Fall garden tipsPublished 7:59pm Wednesday, October 5, 2011
Though spring and summer are usually times when gardeners pull up their sleeves, grab their gardening hoes and gloves in preparation to plant, the fall can still be an ideal time to grow your favorites.
Though many may choose to plant radishes, beets, lettuce, spinach, beans or broccoli, local farmers suggest planting fall crops in mid-September.
“Brussels sprouts, a fall crop, carrots, lettuces and maybe mustards, bulb onions and radishes can still be planted,” said Dallas County Regional extension agent Willie Datcher said. “Most of your beans will be out … most of the crops can be started in early March or April.”
And because there’s a risk for cold weather during fall months, Datcher encourages growers to keep plants safely covered during cold snaps.
“Most of what effects crops is not cold weather but the frost — which does more damage,” Datcher said. “Use plastic (or) newspaper to cover anything up (it) keeps frost from getting on plants.
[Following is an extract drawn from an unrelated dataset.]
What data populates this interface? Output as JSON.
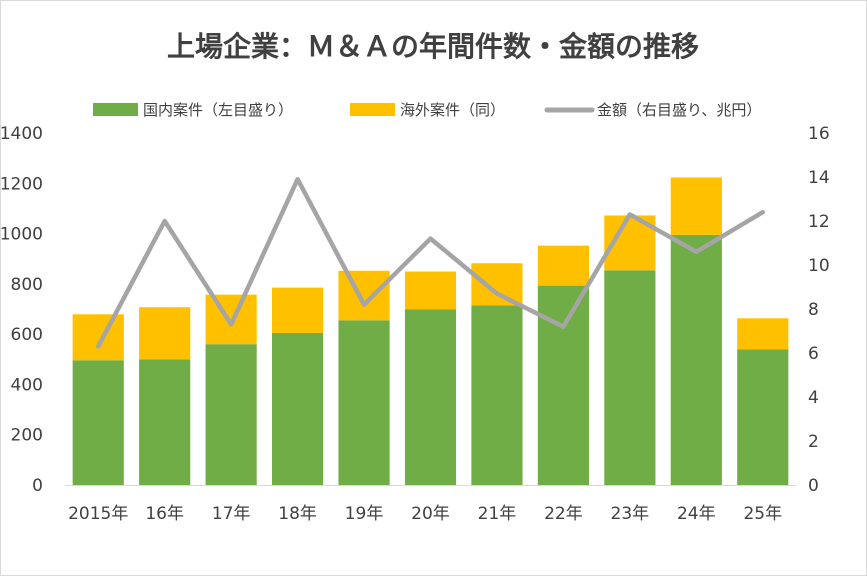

When the sun comes out the next day, be sure to take the covering off.”
Gardening personality Ed Hume said growing crops in the fall is an excellent solution for keeping soil cultivated and fertile at its peak levels. In addition, growing your own crops helps you save money.
“Many southern areas of the U.S. are actually more suited to winter crops, while some northern regions have to rely on cold frames, hot beds, or greenhouses,” Hume said.
“Local garden authorities can give you information about the timing of first frosts and the hardiness of various crops for your area.”
To lengthen your growing season Hume recommends using a south-facing wall of a home or shed, cold frames, hotbeds or cloches, which provide a warm climate around row crops.
And if you plan to grow crops during the winter months, Hume said November is an excellent time to prepare vegetable gardens by mulching.
“Do not plant the same fall or winter crops in the same location as they were planted the previous year or the summer season,” Hume said. “Not only will the soil be weakened through continual loss of the same nutrients, but plants will also attract the same insects and diseases to that part of the garden.”
Hume gives the following planting tips when growing crops.
Try successive plantings of quick growing item like leaf lettuce, beets, spinach and radishes.
Don’t be afraid to try planting some crops later than recommended. While it is a bit risky, the rewards are definitely worth the risk.
Self-blanching celery makes an ideal crop in cold frames if planted during July.
Chinese cabbages and mustards also grow especially well in cold frames.